1) While you're in Word and the text is already pasted on, click the
bar across the top that says "edit."
2) Click on "replace..."
3) A dialog box will show on your screen
4) Where it says "find and replace" put a paragraph mark. It will not
work if you hit your enter button, you have to click on one of the five
buttons along the right inside the dialog that says "more."
5) click on the button that says "special."
6) A list of characters will pop up, click on "paragraph mark."
7) You should see a ^p.
8) Put the cursor down to where it says "replace with" and use your
space bar to put a space there. Nothing will show, spaces are
invisible.
9) Click one of the five buttons along the inside right of the dialog
box that says "replace all."
10) When it's done, click "OK" and you're done!!

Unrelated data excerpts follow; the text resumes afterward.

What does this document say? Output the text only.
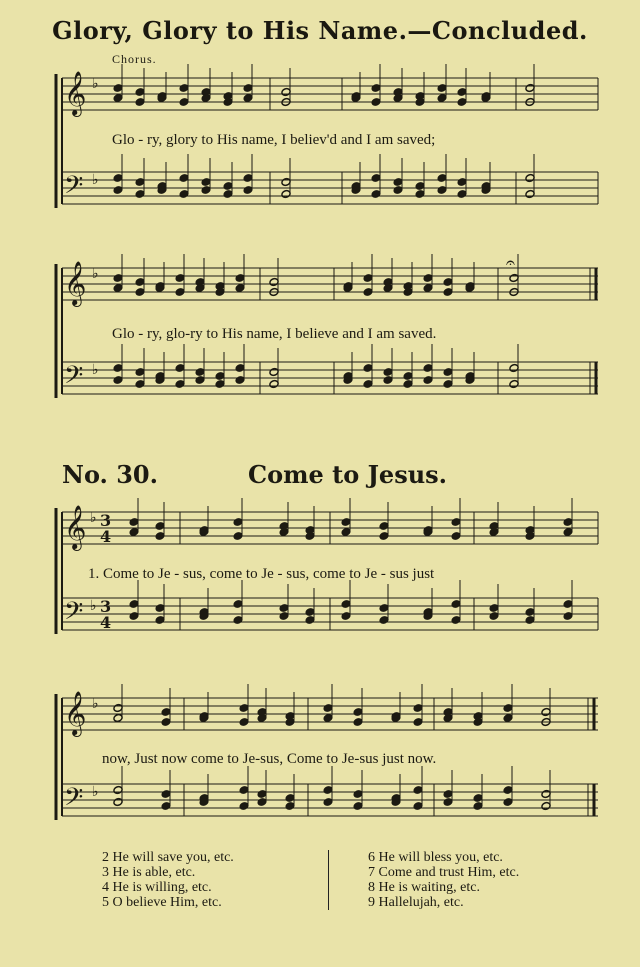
Glory, Glory to His Name.—Concluded.
Chorus.
𝄞
𝄢
♭
♭
𝄞
𝄢
♭
♭
𝄐
𝄞
𝄢
♭
♭
3
4
3
4
𝄞
𝄢
♭
♭
Glo - ry, glory to His name, I believ'd and I am saved;
Glo - ry, glo-ry to His name, I believe and I am saved.
No. 30.	Come to Jesus.
1. Come to Je - sus, come to Je - sus, come to Je - sus just
now, Just now come to Je-sus, Come to Je-sus just now.
2 He will save you, etc.
3 He is able, etc.
4 He is willing, etc.
5 O believe Him, etc.
6 He will bless you, etc.
7 Come and trust Him, etc.
8 He is waiting, etc.
9 Hallelujah, etc.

What you end up with is one long paragraph! If you add a couple more
steps, you can make the lines go all the way across the page while
still retaining separate paragraphs. You just do a couple more "find
and replace" steps, like the one above.
1) Replace each paragraph mark paragraph mark for a tab character
(using the same dialog box from the edit\replace option)
2) replace each remaining paragraph mark with a space.
3) replace each tab with a paragraph mark paragraph mark.
I like to go through the entire book first and do pre-mark poems to
retain their poetry formatting. This takes time, but if you don't do
it, any poems in the book will show up as a long sentence (which may be
okay with you). If you decide that you would like to keep poems
formatted as poems, just add two steps. The first step is a long,
tedious process, but I don't think there's any way around it (unless
you could teach a computer to recognize poetry by its form!)
1) manually set up each poem with a zzz at the end of each line (A
"zzz" is rarely used for anything else, so you won't accidentally
re-format anything else)
2) after I'm done with all the other replacements I want to do, I
replace each zzz for a paragraph mark.